By Staff reporter , GAROWE ONLINE

MOGADISHU, Somalia - A high-level delegation led by Somali President Mohamed Abdullahi Farmajo has arrived in Djibouti on Thursday morning amid frayed ties between the two countries, Garowe Online reports.

Sources revealed to Garowe Online that Farmajo's visit is aimed at easing diplomatic tensions as relations soured over a recent Somalia’s calls for the lifting of the UN sanctions on the beleaguered tiny East African nation, Eritrea.

During his visit, Somali President will hold talks with his Djibouti counterpart, Ismaïl Omar Guelleh, focusing on ways to mend the strained bilateral relations between the two brotherly countries.

While on a three-day historic visit to Asmara last month, Farmajo made a call for the removal of the sanctions on Eritrea, saying the lift contributes to the current political and diplomatic developments in the Horn of Africa region.

Both Somalia and Eritrea agreed to restore diplomatic relations after nearly 15 years and exchange Ambassadors for diplomatic cooperation.

In reaction to the Somali president’s view, Djibouti summoned its Ambassador in Mogadishu and issued an immediate press release early this month, expressing a ‘deep shock’ by Somalia's position on Eritrea sanctions.

"it is unacceptable to see our brotherly Somalia supporting Eritrea which is occupying part of our territory and still denying having Djiboutian prisoners," read the statement in part.

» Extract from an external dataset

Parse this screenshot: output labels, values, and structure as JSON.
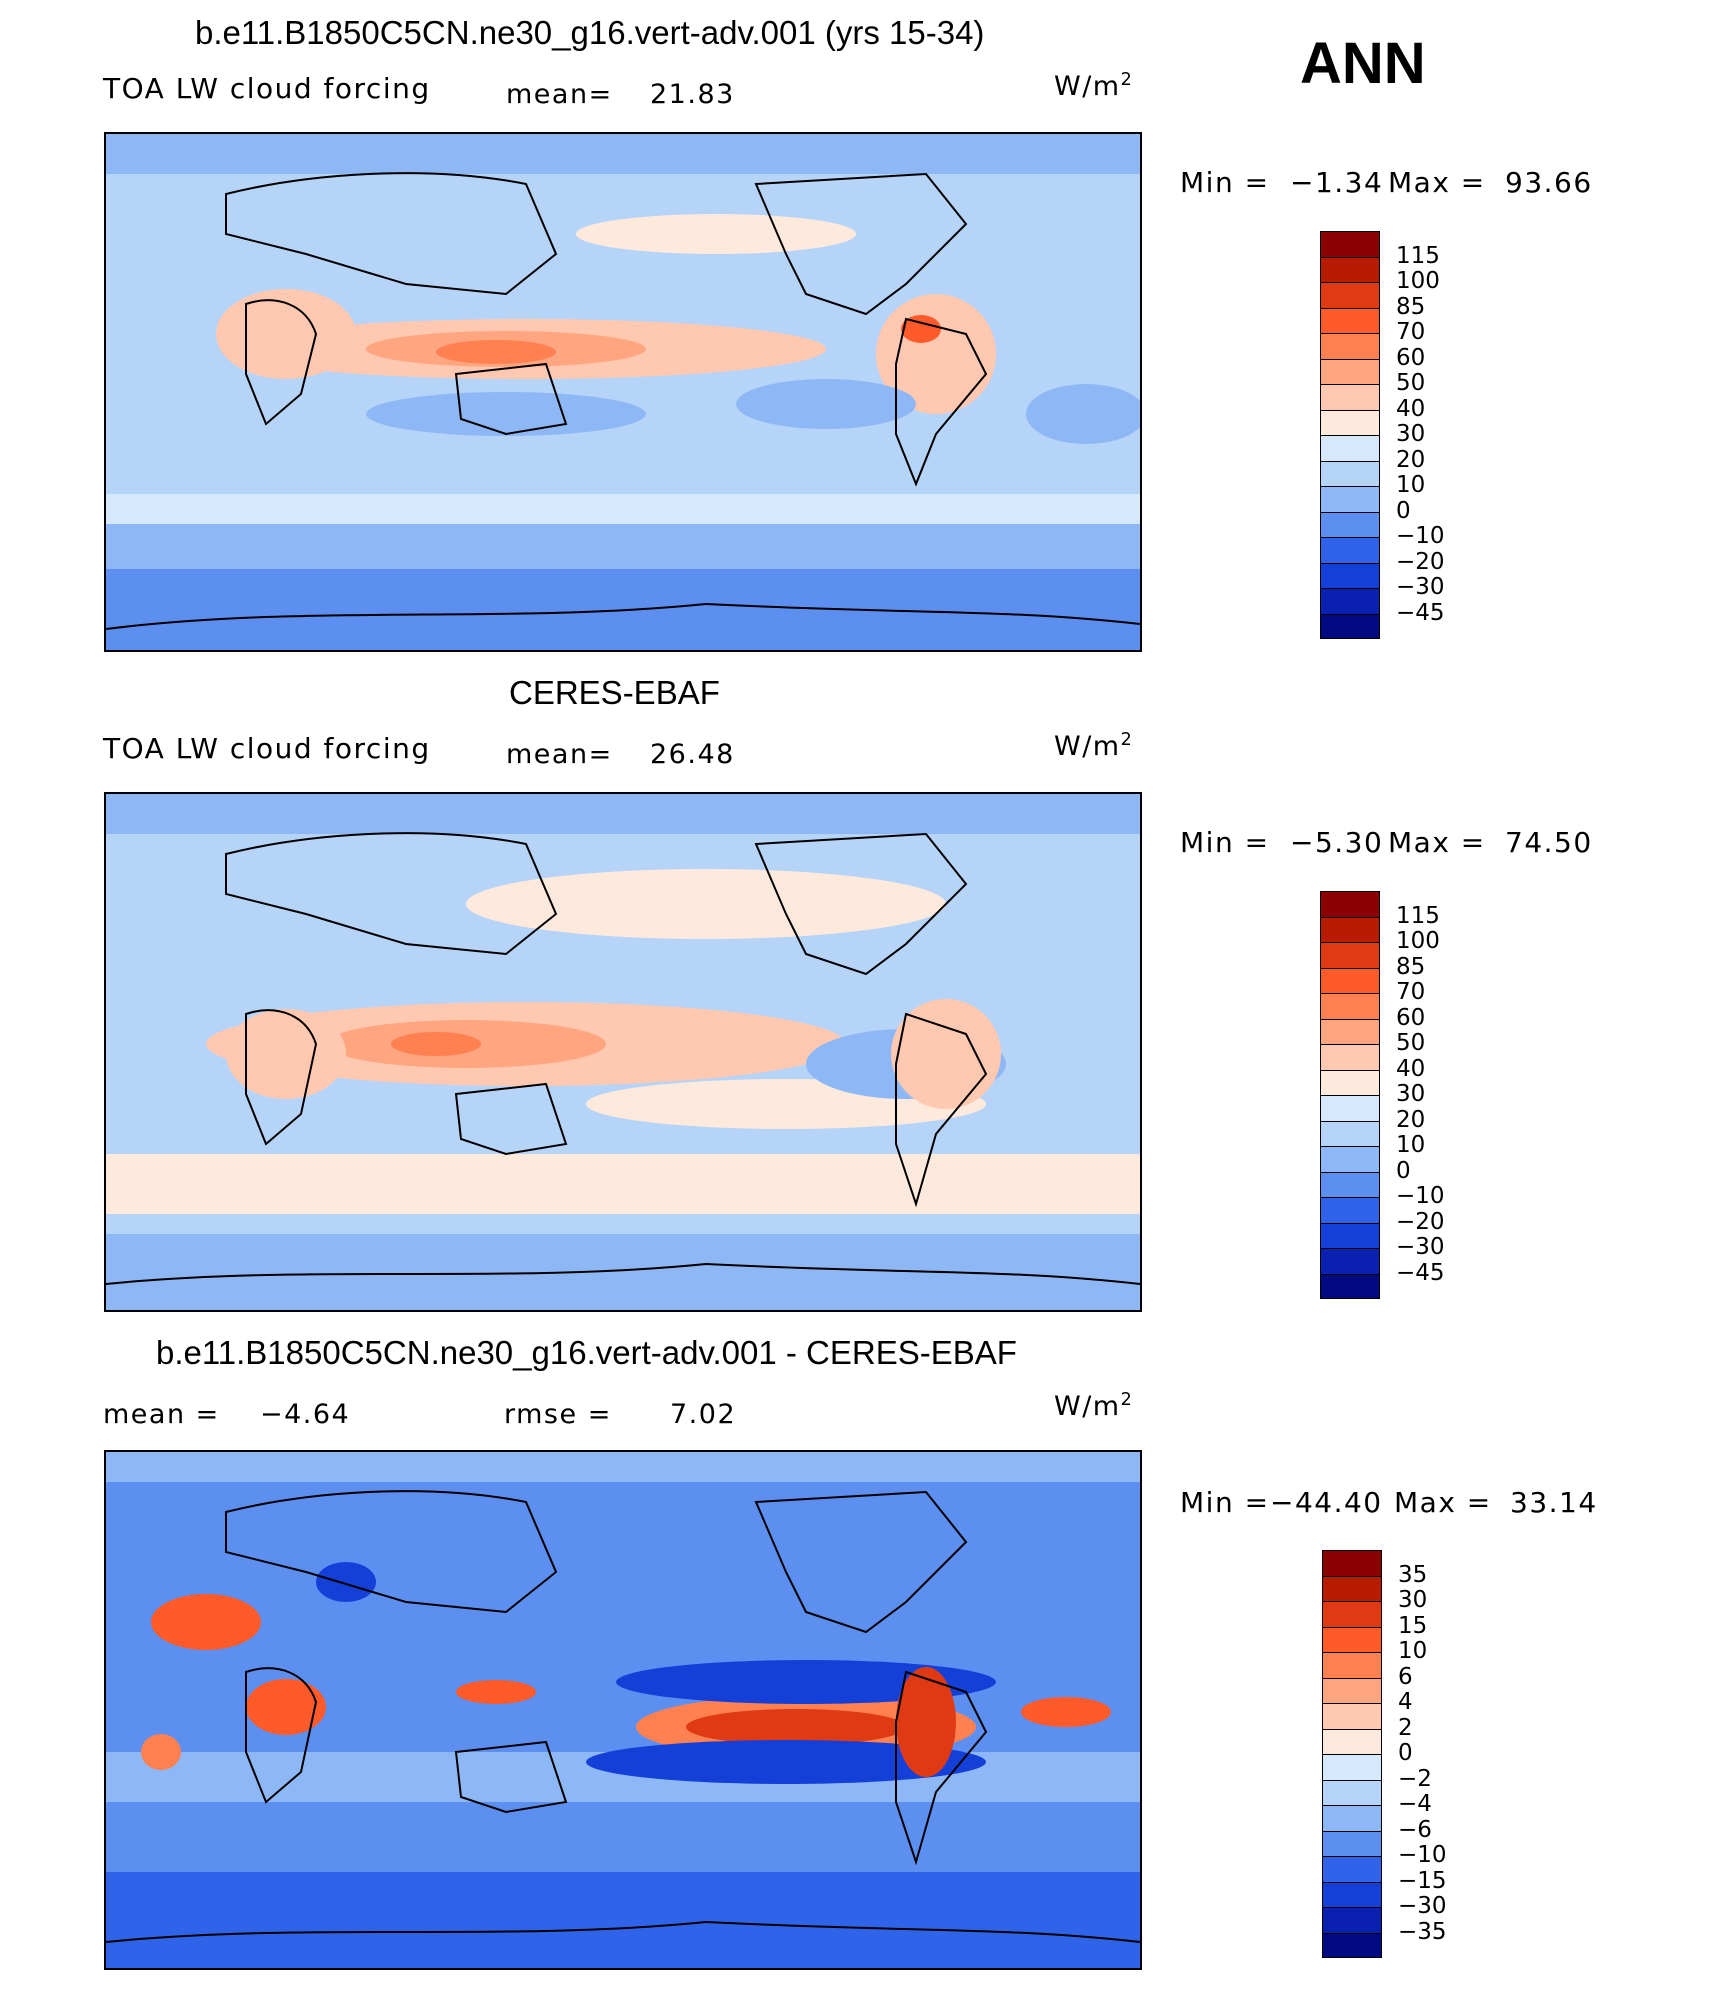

Djibouti and Eritrea are at loggerheads and battled in 1998 over the disputed Dumeira mountain and Dumeira island which Djibouti claims is being illegally occupied by Asmara.

This week, Eritrea's foreign minister Osman Saleh arrived in the Somalia capital, Addis Ababa for talks on re-establishing the more than decade-long absent ties between the two countries.

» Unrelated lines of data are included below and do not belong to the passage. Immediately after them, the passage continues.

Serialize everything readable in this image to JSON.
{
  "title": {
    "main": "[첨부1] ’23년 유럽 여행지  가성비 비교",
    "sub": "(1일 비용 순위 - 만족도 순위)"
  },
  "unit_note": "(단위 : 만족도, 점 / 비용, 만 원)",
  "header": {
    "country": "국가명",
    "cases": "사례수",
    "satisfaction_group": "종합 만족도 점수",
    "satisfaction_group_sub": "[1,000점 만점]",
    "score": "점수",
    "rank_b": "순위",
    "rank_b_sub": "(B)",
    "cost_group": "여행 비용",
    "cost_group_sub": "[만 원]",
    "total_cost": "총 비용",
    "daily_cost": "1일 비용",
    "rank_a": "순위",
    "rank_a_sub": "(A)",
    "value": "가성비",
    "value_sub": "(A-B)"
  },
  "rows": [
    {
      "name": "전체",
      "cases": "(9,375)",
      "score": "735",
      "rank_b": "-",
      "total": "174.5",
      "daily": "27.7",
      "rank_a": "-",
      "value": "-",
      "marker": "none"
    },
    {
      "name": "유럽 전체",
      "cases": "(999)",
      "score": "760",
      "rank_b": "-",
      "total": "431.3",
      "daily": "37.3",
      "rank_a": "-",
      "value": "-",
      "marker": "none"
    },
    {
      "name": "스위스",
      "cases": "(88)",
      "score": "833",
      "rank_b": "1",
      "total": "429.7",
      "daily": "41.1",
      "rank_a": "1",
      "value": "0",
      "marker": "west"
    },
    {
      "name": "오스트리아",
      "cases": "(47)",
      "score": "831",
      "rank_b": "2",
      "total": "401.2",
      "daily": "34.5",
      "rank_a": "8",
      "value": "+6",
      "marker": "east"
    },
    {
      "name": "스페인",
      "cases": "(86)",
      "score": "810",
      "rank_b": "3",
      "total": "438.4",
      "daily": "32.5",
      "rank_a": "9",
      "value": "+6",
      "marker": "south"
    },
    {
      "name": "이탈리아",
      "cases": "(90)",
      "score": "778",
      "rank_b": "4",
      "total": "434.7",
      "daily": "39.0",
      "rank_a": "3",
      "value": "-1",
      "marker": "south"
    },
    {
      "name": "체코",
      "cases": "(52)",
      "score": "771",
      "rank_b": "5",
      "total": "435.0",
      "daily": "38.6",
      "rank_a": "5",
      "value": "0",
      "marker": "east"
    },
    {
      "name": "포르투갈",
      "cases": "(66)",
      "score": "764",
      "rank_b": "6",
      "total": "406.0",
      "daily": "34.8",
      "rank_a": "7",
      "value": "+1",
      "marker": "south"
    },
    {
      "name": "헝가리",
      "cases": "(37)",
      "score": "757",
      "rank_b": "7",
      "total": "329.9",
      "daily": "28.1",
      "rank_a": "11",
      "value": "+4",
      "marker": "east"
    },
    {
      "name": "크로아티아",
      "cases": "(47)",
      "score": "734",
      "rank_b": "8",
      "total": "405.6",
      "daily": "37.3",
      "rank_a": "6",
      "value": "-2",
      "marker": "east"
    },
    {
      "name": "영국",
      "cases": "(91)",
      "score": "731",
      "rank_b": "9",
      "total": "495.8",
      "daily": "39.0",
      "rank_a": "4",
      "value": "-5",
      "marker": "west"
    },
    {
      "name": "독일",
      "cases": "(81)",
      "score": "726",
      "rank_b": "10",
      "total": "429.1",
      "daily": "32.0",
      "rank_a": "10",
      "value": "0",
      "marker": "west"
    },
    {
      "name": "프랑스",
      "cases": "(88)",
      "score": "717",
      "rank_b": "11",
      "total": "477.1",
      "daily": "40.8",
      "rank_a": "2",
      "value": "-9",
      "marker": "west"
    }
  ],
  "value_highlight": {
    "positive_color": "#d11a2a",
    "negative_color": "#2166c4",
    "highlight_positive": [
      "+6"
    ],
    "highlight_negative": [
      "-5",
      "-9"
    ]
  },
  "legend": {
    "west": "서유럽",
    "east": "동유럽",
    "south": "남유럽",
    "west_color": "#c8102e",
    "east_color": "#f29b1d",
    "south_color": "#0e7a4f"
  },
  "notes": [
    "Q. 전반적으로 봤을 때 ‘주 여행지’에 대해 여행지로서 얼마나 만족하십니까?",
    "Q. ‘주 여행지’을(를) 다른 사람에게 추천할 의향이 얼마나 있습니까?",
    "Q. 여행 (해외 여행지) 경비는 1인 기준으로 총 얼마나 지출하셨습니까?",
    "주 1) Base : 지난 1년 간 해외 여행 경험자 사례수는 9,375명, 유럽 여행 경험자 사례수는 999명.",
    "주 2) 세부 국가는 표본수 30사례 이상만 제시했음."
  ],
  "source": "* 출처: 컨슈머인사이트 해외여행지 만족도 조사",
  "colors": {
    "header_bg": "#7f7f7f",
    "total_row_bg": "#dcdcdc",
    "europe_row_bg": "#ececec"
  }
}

The delegation which also included Eritrean President Isaias Afwerki's right-hand man Yemane Gebreab met with top Somali leaders in Mogadishu during their two-day visit.

Djibouti, alongside Uganda, Kenya, Burundi and Ethiopia have contributed soldiers who make up the 20,000-strong peacekeeping African Union Mission in Somalia (AMISOM) to support Somalia’s fight against Al Shabaab.